Le gouvernement suisse a franchi une nouvelle étape mercredi 12 août dans ses projets visant à durcir les règles bancaires, notamment concernant les bonus des banquiers.

Dans un communiqué, le Conseil fédéral (gouvernement) a annoncé mettre en consultation un train de mesures proposant de "renforcer les exigences en matière de gouvernance d'entreprise", veiller à ce que les banques soient préparées aux crises et octroyer davantage de pouvoirs à la Finma, l'autorité de surveillance des marchés financiers.

Ce train de mesures comporte également une proposition concernant le soutien que les banques peuvent obtenir auprès de la banque centrale suisse afin de disposer de suffisamment de liquidités en cas de crise.

L'objectif est de renforcer "la résilience et la confiance dans la place financière suisse tout en protégeant notre économie, les contribuables et l’État", a déclaré la ministre des Finances, Karin Keller-Sutter, lors d'une conférence de presse à Berne.

Il s'agit du "dernier pilier" des réformes des règles bancaires souhaitées par le gouvernement, a-t-elle précisé, alors qu'une autre mesure, concernant les fonds propres d'UBS, doit faire l'objet de discussions au Parlement.

En mars 2023, Credit Suisse avait été confronté à une grave crise et le ministère des Finances, la banque centrale et la Finma avaient dû se réunir dans l'urgence pour trouver une solution afin d'éviter sa faillite. Ils avient opté pour son rachat par sa concurrente UBS.

Cette crise a "mis en lumière d'importantes lacunes" dans le dispositif concernant les banques trop grosses pour faire faillite, a expliqué la ministre des Finances, qui veut "en tirer les leçons qui s'imposent". "Dans le secteur bancaire, il n'est pas possible d'éliminer absolument chaque risque, mais il s'agit de les réduire autant que possible", a-t-elle affirmé.

Amendes

Les mesures mises en consultation mercredi portent notamment sur les rémunérations variables des banquiers. Le gouvernement veut entre autres instituer la possibilité de bloquer ou restituer les bonus des "dirigeants les mieux rémunérés ou percevant des rémunérations très élevées au sein des banques d'importance systémique" en cas d'infraction aux règles ou de mauvaise gestion , indique le communiqué.

L'objectif est d'éviter que les systèmes de rémunérations n'encouragent les prises de risques excessives. "Le Conseil fédéral souhaite qu'il y ait une rémunération axée sur le profit à long terme", a insisté Mme Keller-Sutter.

Parmi les mesures clés, le gouvernement propose également de permettre à la Finma d'imposer des amendes. Actuellement, la Finma peut ordonner des confiscations de gains en cas d'infraction.

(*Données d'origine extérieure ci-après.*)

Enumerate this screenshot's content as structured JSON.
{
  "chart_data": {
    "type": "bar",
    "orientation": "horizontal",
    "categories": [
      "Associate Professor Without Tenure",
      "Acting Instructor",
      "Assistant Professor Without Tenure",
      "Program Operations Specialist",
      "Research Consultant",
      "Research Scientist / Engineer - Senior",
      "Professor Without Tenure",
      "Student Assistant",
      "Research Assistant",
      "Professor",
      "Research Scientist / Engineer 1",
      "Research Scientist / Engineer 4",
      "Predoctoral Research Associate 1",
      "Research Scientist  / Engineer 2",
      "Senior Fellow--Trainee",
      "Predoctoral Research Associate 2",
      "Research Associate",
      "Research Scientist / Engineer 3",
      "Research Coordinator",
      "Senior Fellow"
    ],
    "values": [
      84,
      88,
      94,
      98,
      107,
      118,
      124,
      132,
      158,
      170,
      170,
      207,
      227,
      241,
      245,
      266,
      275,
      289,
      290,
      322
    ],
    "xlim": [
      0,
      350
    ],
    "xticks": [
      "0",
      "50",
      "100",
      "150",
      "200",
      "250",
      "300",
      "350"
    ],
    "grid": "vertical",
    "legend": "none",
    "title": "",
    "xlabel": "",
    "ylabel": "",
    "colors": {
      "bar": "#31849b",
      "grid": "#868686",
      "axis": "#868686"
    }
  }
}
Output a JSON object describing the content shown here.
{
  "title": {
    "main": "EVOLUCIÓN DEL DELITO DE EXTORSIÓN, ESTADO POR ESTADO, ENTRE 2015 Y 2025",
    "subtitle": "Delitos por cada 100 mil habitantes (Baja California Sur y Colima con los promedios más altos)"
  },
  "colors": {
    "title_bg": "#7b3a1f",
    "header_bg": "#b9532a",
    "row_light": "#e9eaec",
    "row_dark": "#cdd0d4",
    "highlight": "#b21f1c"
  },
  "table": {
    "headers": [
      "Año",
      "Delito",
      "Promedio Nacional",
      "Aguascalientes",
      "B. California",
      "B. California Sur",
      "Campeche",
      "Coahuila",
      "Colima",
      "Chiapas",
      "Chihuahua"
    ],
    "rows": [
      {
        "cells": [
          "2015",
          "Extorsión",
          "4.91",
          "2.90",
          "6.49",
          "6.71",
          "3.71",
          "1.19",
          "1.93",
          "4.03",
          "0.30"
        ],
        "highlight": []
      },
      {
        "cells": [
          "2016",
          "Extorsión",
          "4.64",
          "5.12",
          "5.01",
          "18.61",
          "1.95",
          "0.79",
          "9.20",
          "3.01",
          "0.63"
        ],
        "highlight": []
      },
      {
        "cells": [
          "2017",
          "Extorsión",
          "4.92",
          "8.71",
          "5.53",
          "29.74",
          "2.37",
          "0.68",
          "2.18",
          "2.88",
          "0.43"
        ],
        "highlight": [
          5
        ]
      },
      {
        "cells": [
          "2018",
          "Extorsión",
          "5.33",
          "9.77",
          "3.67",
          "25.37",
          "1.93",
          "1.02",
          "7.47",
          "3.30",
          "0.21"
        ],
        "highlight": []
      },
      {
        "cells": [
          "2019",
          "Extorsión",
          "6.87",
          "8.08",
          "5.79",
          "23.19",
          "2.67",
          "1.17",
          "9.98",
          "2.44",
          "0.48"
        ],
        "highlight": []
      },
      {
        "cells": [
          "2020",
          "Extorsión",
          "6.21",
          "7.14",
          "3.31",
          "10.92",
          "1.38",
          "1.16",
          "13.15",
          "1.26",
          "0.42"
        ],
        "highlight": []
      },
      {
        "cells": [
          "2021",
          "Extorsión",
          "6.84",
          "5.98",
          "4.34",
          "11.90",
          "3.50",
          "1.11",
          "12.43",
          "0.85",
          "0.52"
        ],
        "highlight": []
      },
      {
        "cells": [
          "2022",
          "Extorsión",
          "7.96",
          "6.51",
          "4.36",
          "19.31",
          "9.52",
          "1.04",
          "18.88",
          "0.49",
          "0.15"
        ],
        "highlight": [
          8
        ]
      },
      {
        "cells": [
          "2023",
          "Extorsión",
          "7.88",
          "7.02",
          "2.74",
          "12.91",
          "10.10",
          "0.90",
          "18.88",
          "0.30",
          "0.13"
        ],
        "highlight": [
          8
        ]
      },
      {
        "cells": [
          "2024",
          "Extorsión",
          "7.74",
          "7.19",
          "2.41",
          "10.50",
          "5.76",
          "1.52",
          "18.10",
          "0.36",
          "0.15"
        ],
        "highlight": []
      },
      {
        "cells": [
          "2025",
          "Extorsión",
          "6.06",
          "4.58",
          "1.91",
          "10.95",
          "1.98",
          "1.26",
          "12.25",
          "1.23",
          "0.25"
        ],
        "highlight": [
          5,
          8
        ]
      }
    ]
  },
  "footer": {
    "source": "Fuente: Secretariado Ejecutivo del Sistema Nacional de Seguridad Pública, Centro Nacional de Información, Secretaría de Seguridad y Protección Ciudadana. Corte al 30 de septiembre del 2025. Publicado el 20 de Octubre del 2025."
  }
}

Mais contrairement à plusieurs grandes autorités de régulation à l'étranger, elle n'a pas le pouvoir d'imposer des amendes.

Dans un communiqué, la Finma a salué les projets du gouvernement, estimant qu'ils sont "conçus de manière proportionnée" et créent "les bonnes incitations".

L'Association suisse des banquiers (ASB) a de son côté dit soutenir "les améliorations ciblées en matière d'approvisionnement en liquidités et de capacité de résolution des banques d'importance systémique".

Mais elle met "en garde contre une Finma qui deviendrait une 'super-autorité', notamment en raison de ses compétences extrêmement élargies en matière d’intervention précoce et de sanctions administratives", ajoute l'ASB dans un communiqué.

Mardi, un autre projet de réforme, surnommé la "Lex UBS", devait être examiné par une commission au Sénat, mais les discussions ont été ajournées et reportées à fin août.

Ce projet est au coeur d'un bras de fer depuis des mois entre UBS et le gouvernement. Compte tenu de la taille de la banque depuis sa fusion avec Credit Suisse, le gouvernement souhaite qu'UBS renforce les fonds propres de ses filiales à l'étranger pour s'assurer que la banque puisse résister en cas de crise ou choc sur les marchés. Mais la banque s'y oppose fermement, estimant que les exigences sont trop élevées et que sa compétitivité en pâtirait.